Too many camels, and only one needle’s eye. . .but that eye is a passageway for many different types of camel!
Glad my soapbox oratory was to your liking!
I keep my soapbox under my desk. It was getting sort of dusty, so I pulled it out, cleaned it off and stepped up!
Great post. I believe that you can’t teach someone how to love…just show them. Marriage should be harder to get into and harder to get out of. Kids need self-discipline these days more than just about anything in the world, except love. Just some thoughts of my own.
Your thoughts are right on target! Thank you, Sandra! I remember reading a comment by Horace Mann: “One of the most valuable lessons of life that can be learned is the discipline to do a job when it needs to be done, despite your lack of desire to do it.” (That is an approximation of what he said – I don’t remember the exact words, but I certainly took to heart the message. It is a lesson I am still trying to learn!)
Me too, Paula, me too
How true, how true! Exactly why I say, learning how to make a family comes from your family.
Yup, and if the family doesn’t exist or doesn’t have family values of any kind…the child will be damaged if no one steps in.

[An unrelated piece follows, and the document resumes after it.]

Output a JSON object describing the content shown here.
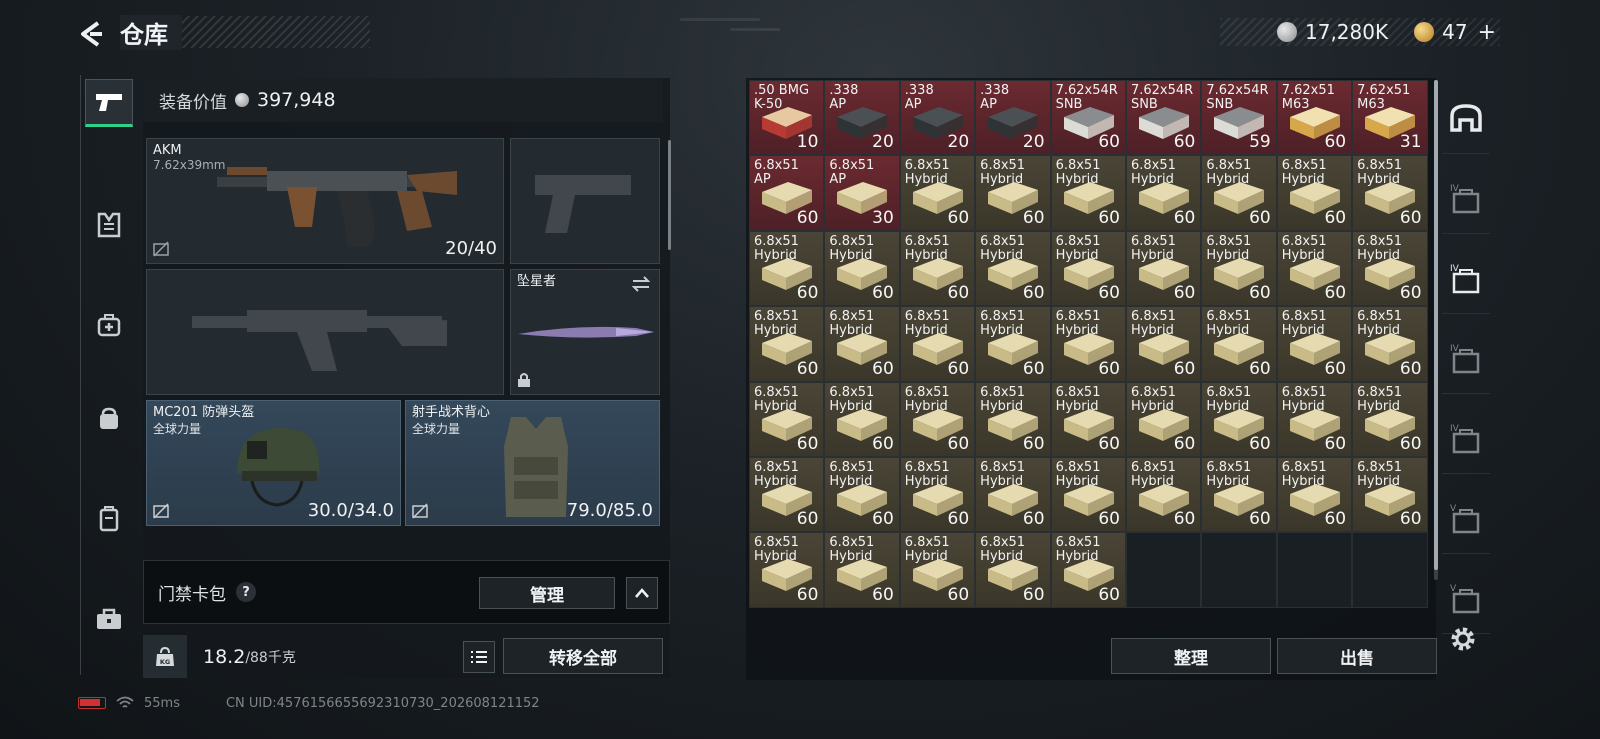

Our world is filled with damaged children. . .and the result – damaged adults (in age only, because damaged children tend to remain as childish people – as opposed to child-like – for their entire life, unless some help or awakening occurs.).
Sandra,
You just said a profound thing. Marriage is getting too cheap and easy. Divorce is getting too easy, expensive and happy (for some). In my courting years, people saw rewards in marriage and sadness in separation. Entities are rapidly taking away or blocking those incentives.
Doug
I keep thinking what my brother, Harry, USAF, said was the cause of trouble in all the world was, “Break-up of the family.” You, Paula, describe the “Why” of break-up’s. I also quote my long time attorney’s comment as he is involved in many family “squabbles” he described, “MANY DON’T KNOW WHAT TRUE LOVE IS.” To me, that is the spiritual meaning of Love because the source of Love is God.
Ann
Among the many things that the nature of God embodies, the greatest of these is Love! Thanks for commenting, Ann. I am pleased that you appreciated this post.
You know what. I wrote this long comment ranting with you and when I went to publish, it disappeared– and probably for the best, lol. It doesn’t take a village to raise children, it takes parents with a bit of common sense and mostly commitment. Some say marriage and Christians are a thing of the past. so little faith have they.
Great post, Paula!
I sure wish you would find your rant! Maybe if you do, you can make it your own post! That’s how this one happened, and all because of Doug’s comment from the Domestic Violence poem.
Thanks, Dannie, as always!
Rant on, rant on!!! That’ll preach!
Hubs
Glad you approve, Preacher!
Well said, Paula. Well said…
Thank you, Dawn. And I still haven’t said it all! But, being the way I am, I probably never will. . .:lol:
Thank you, thank you, thank you, Paula You saved me a lot of typing and I could not have done so near a good job of ranting this message. You hit the nail when you said it is all of us who bear the responsibility to teach the ones who are not getting it, or getting it wrong, at home or where ever they are getting it. Society at large is the responsible party. My rhetorical question was to point out just what you said so well.
Thank you Doug! Your excellent comment started it all!